Search code examples
javascripthttp-redirectcloudflaregooglebotcloudflare-workers

Trying to redirect country specific users without affecting search engine crawlers

I'm trying prevent US visitors from accessing non-US pages by redirecting them using a Cloudflare Worker, however, I still want to allow search engines to crawl the entire site so they will bypass the redirect.

Cloudflare gives me the visitors country and if the visitor is a verified bot.

The site has all US page URLs prefixed with /us/ so I can perform a basic regex to check what part of the site they are trying to access.

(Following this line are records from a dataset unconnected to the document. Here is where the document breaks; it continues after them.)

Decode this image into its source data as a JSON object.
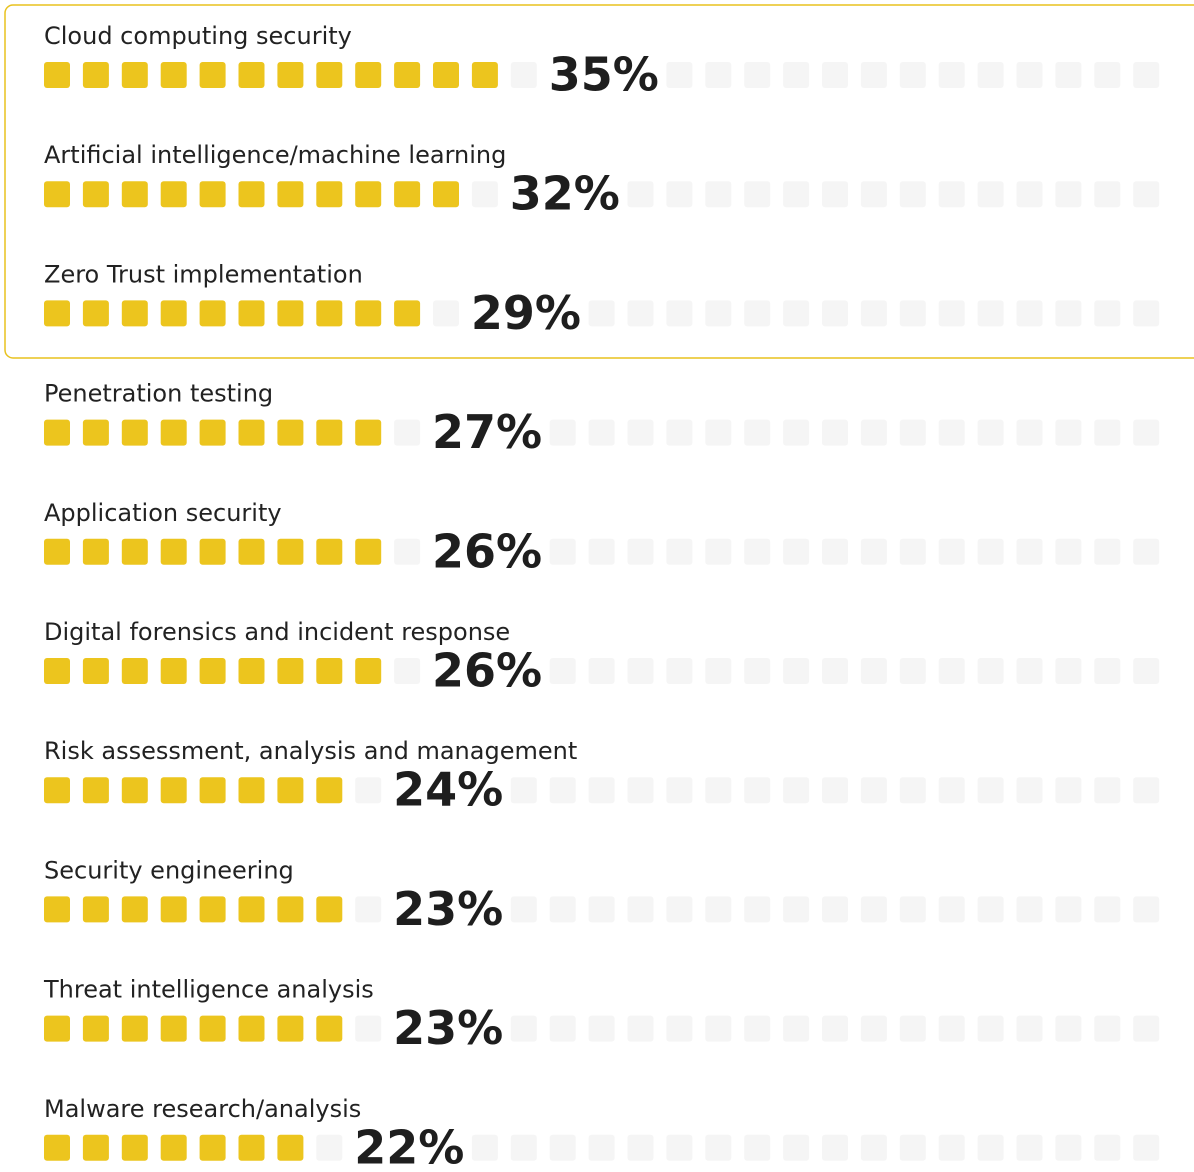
{
  "chart_data": {
    "type": "pictogram-bar",
    "categories": [
      "Cloud computing security",
      "Artificial intelligence/machine learning",
      "Zero Trust implementation",
      "Penetration testing",
      "Application security",
      "Digital forensics and incident response",
      "Risk assessment, analysis and management",
      "Security engineering",
      "Threat intelligence analysis",
      "Malware research/analysis"
    ],
    "values": [
      35,
      32,
      29,
      27,
      26,
      26,
      24,
      23,
      23,
      22
    ],
    "value_labels": [
      "35%",
      "32%",
      "29%",
      "27%",
      "26%",
      "26%",
      "24%",
      "23%",
      "23%",
      "22%"
    ],
    "color": "#ecc51e"
  }
}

So this is what I have implemented...

export default {
  async fetch(request) {

    // Get the visitors country code.
    // @link https://developers.cloudflare.com/workers/runtime-apis/request/
    const visitorCountry = request.cf?.country;

    // Get the bot management status.
    // @link https://developers.cloudflare.com/bots/reference/bot-management-variables/#workers-variables
    // @link https://radar.cloudflare.com/traffic/verified-bots
    const requestIsVerifiedBot = request?.cf?.botManagement?.verifiedBot;

    const requestUrl = new URL(request.url);
    const requestUrlIsUs = requestUrl.pathname.match(/^\/us\/?$|^\/us\/.*$/i)?.length;

    // If the visitor is from the US, and they are accessing a non-US page, and they are not a verified robot.
    if (visitorCountry === 'US' && !requestUrlIsUs && !requestIsVerifiedBot) {
      return Response.redirect('https://example.com/us/', 301); // Go back to the US homepage.
    }

    // Continue through.
    return fetch(request);
  }
}

The redirect is working as expected, however, the verified bot condition always appears to fail so crawlers are also being redirected. I'm not sure why this is happening, based on the Cloudflare documentation this should work as expected.

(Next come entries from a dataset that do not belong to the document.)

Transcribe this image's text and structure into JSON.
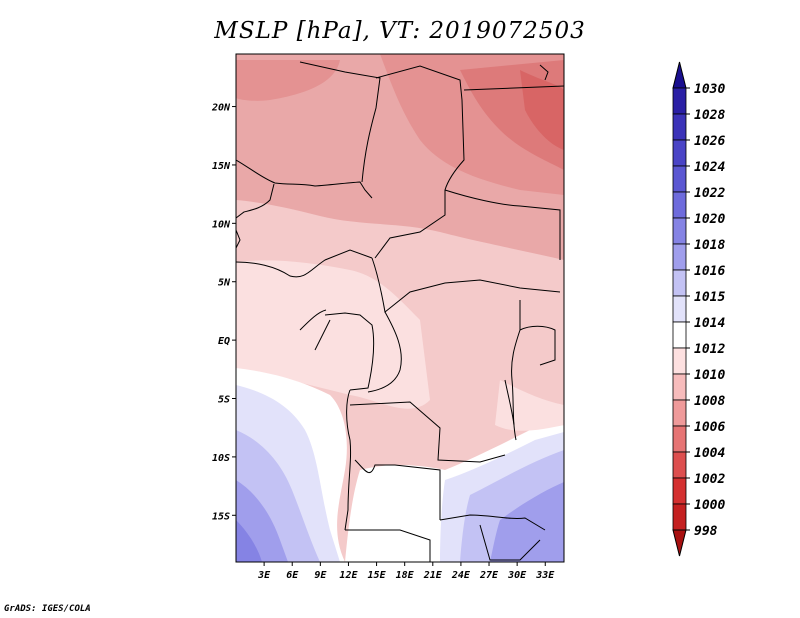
{
  "title": "MSLP [hPa], VT: 2019072503",
  "credit": "GrADS: IGES/COLA",
  "map": {
    "lat_labels": [
      "20N",
      "15N",
      "10N",
      "5N",
      "EQ",
      "5S",
      "10S",
      "15S"
    ],
    "lat_values": [
      20,
      15,
      10,
      5,
      0,
      -5,
      -10,
      -15
    ],
    "lon_labels": [
      "3E",
      "6E",
      "9E",
      "12E",
      "15E",
      "18E",
      "21E",
      "24E",
      "27E",
      "30E",
      "33E"
    ],
    "lon_values": [
      3,
      6,
      9,
      12,
      15,
      18,
      21,
      24,
      27,
      30,
      33
    ],
    "lon_range": [
      0,
      35
    ],
    "lat_range": [
      -19,
      24.5
    ]
  },
  "colorbar": {
    "labels": [
      "1030",
      "1028",
      "1026",
      "1024",
      "1022",
      "1020",
      "1018",
      "1016",
      "1015",
      "1014",
      "1012",
      "1010",
      "1008",
      "1006",
      "1004",
      "1002",
      "1000",
      "998"
    ],
    "colors": [
      "#1a0f8f",
      "#2a1fa5",
      "#3b32b8",
      "#4a44c6",
      "#5b57d2",
      "#6e6bdc",
      "#8583e4",
      "#a09eec",
      "#c3c2f4",
      "#e2e2fa",
      "#ffffff",
      "#fde0e0",
      "#f7bcbc",
      "#ef9a9a",
      "#e67474",
      "#dd4f4f",
      "#d43030",
      "#c42020",
      "#a81010"
    ]
  }
}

Any help would be appreciated!

Solution

  • You will need to enable Bot Management on your account. This is a paid Cloudflare feature.

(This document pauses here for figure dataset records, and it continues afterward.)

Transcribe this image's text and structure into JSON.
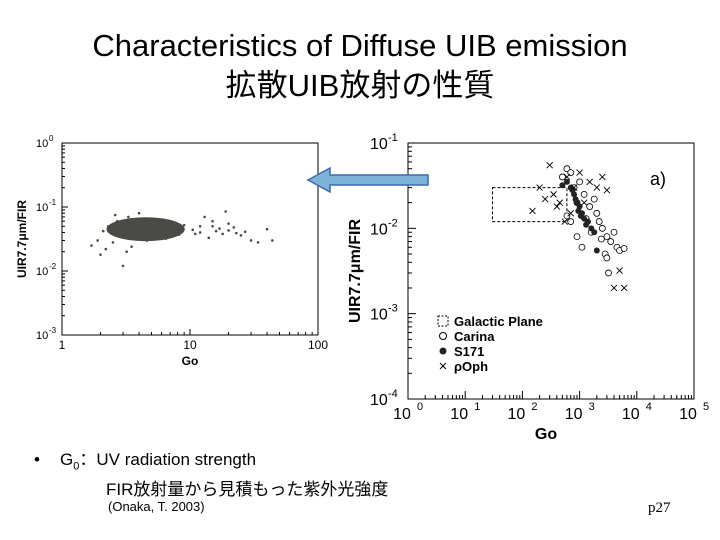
{
  "slide": {
    "title_line1": "Characteristics of Diffuse UIB emission",
    "title_line2": "拡散UIB放射の性質",
    "bullet_marker": "•",
    "bullet_term": "G",
    "bullet_term_sub": "0",
    "bullet_sep": "：",
    "bullet_text": "UV radiation strength",
    "bullet_text2": "FIR放射量から見積もった紫外光強度",
    "citation": "(Onaka, T. 2003)",
    "page_number": "p27"
  },
  "arrow": {
    "color": "#7fb2d9",
    "stroke": "#3b6ea5"
  },
  "chart_data": [
    {
      "type": "scatter",
      "xlabel": "Go",
      "ylabel": "UIR7.7μm/FIR",
      "x_scale": "log",
      "y_scale": "log",
      "xlim": [
        1,
        100
      ],
      "ylim": [
        0.001,
        1
      ],
      "x_ticks": [
        "1",
        "10",
        "100"
      ],
      "y_ticks": [
        "10",
        "10",
        "10",
        "10"
      ],
      "y_tick_exp": [
        "-3",
        "-2",
        "-1",
        "0"
      ],
      "series": [
        {
          "color": "#4a4a46",
          "cloud_center": [
            4.5,
            0.045
          ],
          "cloud_extent_x": [
            2.2,
            9.0
          ],
          "points": [
            [
              1.9,
              0.03
            ],
            [
              2.1,
              0.042
            ],
            [
              2.3,
              0.05
            ],
            [
              2.5,
              0.028
            ],
            [
              2.7,
              0.06
            ],
            [
              3.0,
              0.035
            ],
            [
              3.3,
              0.07
            ],
            [
              3.5,
              0.024
            ],
            [
              3.8,
              0.055
            ],
            [
              4.2,
              0.065
            ],
            [
              4.6,
              0.03
            ],
            [
              5.0,
              0.058
            ],
            [
              5.5,
              0.04
            ],
            [
              6.0,
              0.062
            ],
            [
              6.5,
              0.032
            ],
            [
              7.0,
              0.05
            ],
            [
              7.6,
              0.045
            ],
            [
              8.2,
              0.037
            ],
            [
              9.0,
              0.052
            ],
            [
              10.5,
              0.044
            ],
            [
              12,
              0.04
            ],
            [
              13,
              0.07
            ],
            [
              14,
              0.033
            ],
            [
              15,
              0.05
            ],
            [
              16,
              0.042
            ],
            [
              18,
              0.038
            ],
            [
              19,
              0.085
            ],
            [
              20,
              0.043
            ],
            [
              22,
              0.048
            ],
            [
              25,
              0.036
            ],
            [
              27,
              0.041
            ],
            [
              30,
              0.03
            ],
            [
              34,
              0.028
            ],
            [
              12,
              0.05
            ],
            [
              11,
              0.038
            ],
            [
              17,
              0.046
            ],
            [
              23,
              0.039
            ],
            [
              1.7,
              0.025
            ],
            [
              2.0,
              0.018
            ],
            [
              3.2,
              0.02
            ],
            [
              3.0,
              0.012
            ],
            [
              2.2,
              0.022
            ],
            [
              40,
              0.045
            ],
            [
              44,
              0.03
            ],
            [
              20,
              0.055
            ],
            [
              2.6,
              0.075
            ],
            [
              4.0,
              0.08
            ],
            [
              15,
              0.06
            ]
          ]
        }
      ]
    },
    {
      "type": "scatter",
      "panel_label": "a)",
      "xlabel": "Go",
      "ylabel": "UIR7.7μm/FIR",
      "x_scale": "log",
      "y_scale": "log",
      "xlim": [
        1,
        100000
      ],
      "ylim": [
        0.0001,
        0.1
      ],
      "x_ticks": [
        "10",
        "10",
        "10",
        "10",
        "10",
        "10"
      ],
      "x_tick_exp": [
        "0",
        "1",
        "2",
        "3",
        "4",
        "5"
      ],
      "y_ticks": [
        "10",
        "10",
        "10",
        "10"
      ],
      "y_tick_exp": [
        "-4",
        "-3",
        "-2",
        "-1"
      ],
      "legend_placement": "bottom-left",
      "galactic_plane_box": {
        "x": [
          30,
          600
        ],
        "y": [
          0.012,
          0.03
        ]
      },
      "series": [
        {
          "name": "Galactic Plane",
          "marker": "dashed-square"
        },
        {
          "name": "Carina",
          "marker": "open-circle",
          "points": [
            [
              500,
              0.04
            ],
            [
              600,
              0.05
            ],
            [
              700,
              0.045
            ],
            [
              800,
              0.03
            ],
            [
              900,
              0.02
            ],
            [
              1000,
              0.035
            ],
            [
              1200,
              0.025
            ],
            [
              1500,
              0.018
            ],
            [
              1800,
              0.022
            ],
            [
              2000,
              0.015
            ],
            [
              2200,
              0.012
            ],
            [
              2500,
              0.01
            ],
            [
              3000,
              0.008
            ],
            [
              3500,
              0.007
            ],
            [
              4000,
              0.009
            ],
            [
              4500,
              0.006
            ],
            [
              5000,
              0.0055
            ],
            [
              2800,
              0.005
            ],
            [
              3200,
              0.003
            ],
            [
              6000,
              0.0058
            ],
            [
              700,
              0.012
            ],
            [
              900,
              0.008
            ],
            [
              1100,
              0.006
            ],
            [
              600,
              0.014
            ],
            [
              1600,
              0.009
            ],
            [
              2400,
              0.0075
            ],
            [
              3000,
              0.0045
            ],
            [
              1300,
              0.013
            ]
          ]
        },
        {
          "name": "S171",
          "marker": "filled-circle",
          "points": [
            [
              600,
              0.035
            ],
            [
              700,
              0.03
            ],
            [
              800,
              0.025
            ],
            [
              900,
              0.02
            ],
            [
              1000,
              0.018
            ],
            [
              1100,
              0.015
            ],
            [
              1200,
              0.013
            ],
            [
              1400,
              0.012
            ],
            [
              1600,
              0.01
            ],
            [
              1800,
              0.009
            ],
            [
              2000,
              0.0055
            ],
            [
              750,
              0.028
            ],
            [
              850,
              0.022
            ],
            [
              950,
              0.016
            ],
            [
              1050,
              0.014
            ],
            [
              1300,
              0.011
            ],
            [
              500,
              0.032
            ]
          ]
        },
        {
          "name": "ρOph",
          "marker": "cross",
          "points": [
            [
              300,
              0.055
            ],
            [
              200,
              0.03
            ],
            [
              250,
              0.022
            ],
            [
              400,
              0.018
            ],
            [
              350,
              0.025
            ],
            [
              600,
              0.04
            ],
            [
              800,
              0.03
            ],
            [
              1000,
              0.045
            ],
            [
              1500,
              0.035
            ],
            [
              2000,
              0.03
            ],
            [
              2500,
              0.04
            ],
            [
              3000,
              0.028
            ],
            [
              4000,
              0.002
            ],
            [
              6000,
              0.002
            ],
            [
              5000,
              0.0032
            ],
            [
              1200,
              0.02
            ],
            [
              700,
              0.015
            ],
            [
              450,
              0.02
            ],
            [
              150,
              0.016
            ],
            [
              550,
              0.012
            ]
          ]
        }
      ]
    }
  ]
}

    Unfortunately, due to a historical accident, request.cf.botManagement shows up even if you have not subscribed to Bot Management, but in this case it contains dummy values -- the content will be the same regardless of the request. We (Cloudflare) would like to remove the property entirely when you don't have a subscription, but some Worker scripts in the wild are accidentally depending on this field existing even though they haven't subscribed to the feature, so getting rid of it is complicated.